5697d3d4ba977_660_360!Surgen las primeras fricciones entre Marcos Peña y Prat Gay. El ministro de Economía no se somete al liderazgo del jefe de Gabinete y arma su propia estrategia de medios.

Era previsible. Marcos Peña no es un especialista en economía y desde el anuncio mismo del gabinete, en el PRO se levantaban apuestas sobre hasta cuando Alfonso Prat Gay se sometería a las instrucciones del jefe de Gabinete.

La extensa conferencia de prensa que ayer brindó Prat Gay, plena de definiciones económicas –casi un programa de Gobierno- fue un mensaje directo del ministro al jefe de Gabinete.

Prat Gay había vivido con relativa molestia que Marcos Peña concediera una entrevista para tratar de meterse en la negociación con los fondos buitres, sin dar ninguna precisión técnica salvo que no había que «dramatizar» el tema y era necesario sacarlo del «melodrama nacionalista». En esa nota el jefe de Gabinete, dijo incluso que no había apuro por presentar una propuesta a los holdouts, algo que apenas 72 horas más tarde Prat gay desmintió de maneja tajante al anunciar anoche que en 15 días se hará una oferta.

El problema evidente es que Peña no conoce en su integralidad los tiempos y complejidades de la situación económica, acaso por una deliberada desinformación del ministro. Prat Gay necesita destrabar rápido el tema con los fondos buitres para poder tomar deuda a tasas razonables y así financiar la «gradualidad» del ajuste que anunció ayer, sin apelar a un incremento de la emisión y que así se le termine de espiralizar la inflación.

Pero no fue el único cortocircuito. El jefe de Gabinete también se tomó la atribución de opinar sobre algunos colaboradores del ministro y hasta envió a su vicejefe, el ex Farmacity, Mario Quintana, a Nueva York, en un viaje exploratorio de la negociación con los holdouts que ayer comenzó en serio con la reunión que el secretario de Finanzas, Luis Caputo, mantuvo con los acreedores en el despacho del mediador, Daniel Polack.

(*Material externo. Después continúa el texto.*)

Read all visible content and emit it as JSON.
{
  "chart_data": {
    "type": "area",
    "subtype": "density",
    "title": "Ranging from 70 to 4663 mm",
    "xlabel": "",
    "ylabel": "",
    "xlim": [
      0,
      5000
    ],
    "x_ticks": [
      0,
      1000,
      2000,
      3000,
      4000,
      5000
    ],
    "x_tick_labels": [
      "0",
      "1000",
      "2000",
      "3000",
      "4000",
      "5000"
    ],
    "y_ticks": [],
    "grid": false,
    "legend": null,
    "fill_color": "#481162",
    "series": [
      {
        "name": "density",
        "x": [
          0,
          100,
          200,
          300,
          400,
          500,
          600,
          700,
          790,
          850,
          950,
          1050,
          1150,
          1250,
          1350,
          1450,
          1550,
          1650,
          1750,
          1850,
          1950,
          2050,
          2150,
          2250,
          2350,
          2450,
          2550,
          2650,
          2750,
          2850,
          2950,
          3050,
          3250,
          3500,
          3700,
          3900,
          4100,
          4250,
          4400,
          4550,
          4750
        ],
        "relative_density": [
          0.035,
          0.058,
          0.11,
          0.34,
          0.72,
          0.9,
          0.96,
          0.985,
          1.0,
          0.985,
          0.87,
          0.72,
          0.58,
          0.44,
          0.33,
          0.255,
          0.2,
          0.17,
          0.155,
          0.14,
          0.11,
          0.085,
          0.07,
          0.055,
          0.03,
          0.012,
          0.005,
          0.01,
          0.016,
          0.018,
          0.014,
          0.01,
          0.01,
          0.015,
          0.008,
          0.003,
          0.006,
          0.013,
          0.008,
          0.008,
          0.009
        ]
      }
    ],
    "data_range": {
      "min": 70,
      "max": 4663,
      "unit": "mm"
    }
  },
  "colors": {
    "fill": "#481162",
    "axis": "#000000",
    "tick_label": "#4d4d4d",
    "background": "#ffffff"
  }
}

A Prat Gay le molestó que en las notas que dio a diarios, Marcos Peña se haya metido a opinar de la negociación con los fondos buitres.
El manejo de la estrategia mediática, como explicó LPO, es neurálgico para la construcción política de Marcos Peña, que desde el control de esa agenda busca marcar el paso de la política del PRO y del propio gabinete. Lo fue en el pasado y los es de manera amplificada en la actualidad.

“Entre ellos no hay ningún problema de fondo, salvo una cuestión de piel y la renuencia de Alfonso a pedirle permiso antes de hablar con los medios”, explicó a LPO una fuente del gabinete nacional.

De hecho, hoy Prat Gay continuó con su propia y potente agenda mediática y alardeó por Twitter de la enorme convocatoria a corresponsales extranjeros que consiguió.

Hasta ahora el jefe de Gabinete -que es junto a María Eugenia Vidal una de las dos personas de mayor relevancia para Mauricio Macri-, no había encontrado a ningún ministro que se permitiera disentir con sus instrucciones, salvo alguna que otra explosión pasajera de Patricia Bullrich.

Pero lo de Prat Gay es de otra categoría. El ministro de Economía alcanzó un volumen considerable por la exitosa salida del cepo y no es afecto a las charlas didácticas ni a pedir consejos sobre lo que entiende, maneja mejor que casi nadie.

Ayer lo que hizo fue dejarlo en claro. Tomó las riendas de la negociación con los buitres, dio definiciones de fondo sobre el programa económico para los próximos cuatro años y hasta se atrevió a definiciones políticas seguramente incómodas para Marcos Peña –siempre atento a suavizar los posicionamientos de centroderecha del macrismo-, como la referencia a “la grasa” que plantea al integración a las estructuras del Estado de militantes.

La incógnita es si esta tensión inicial irá escalando hasta convertirse en un problema político real para el Presidente o podrán administrarla.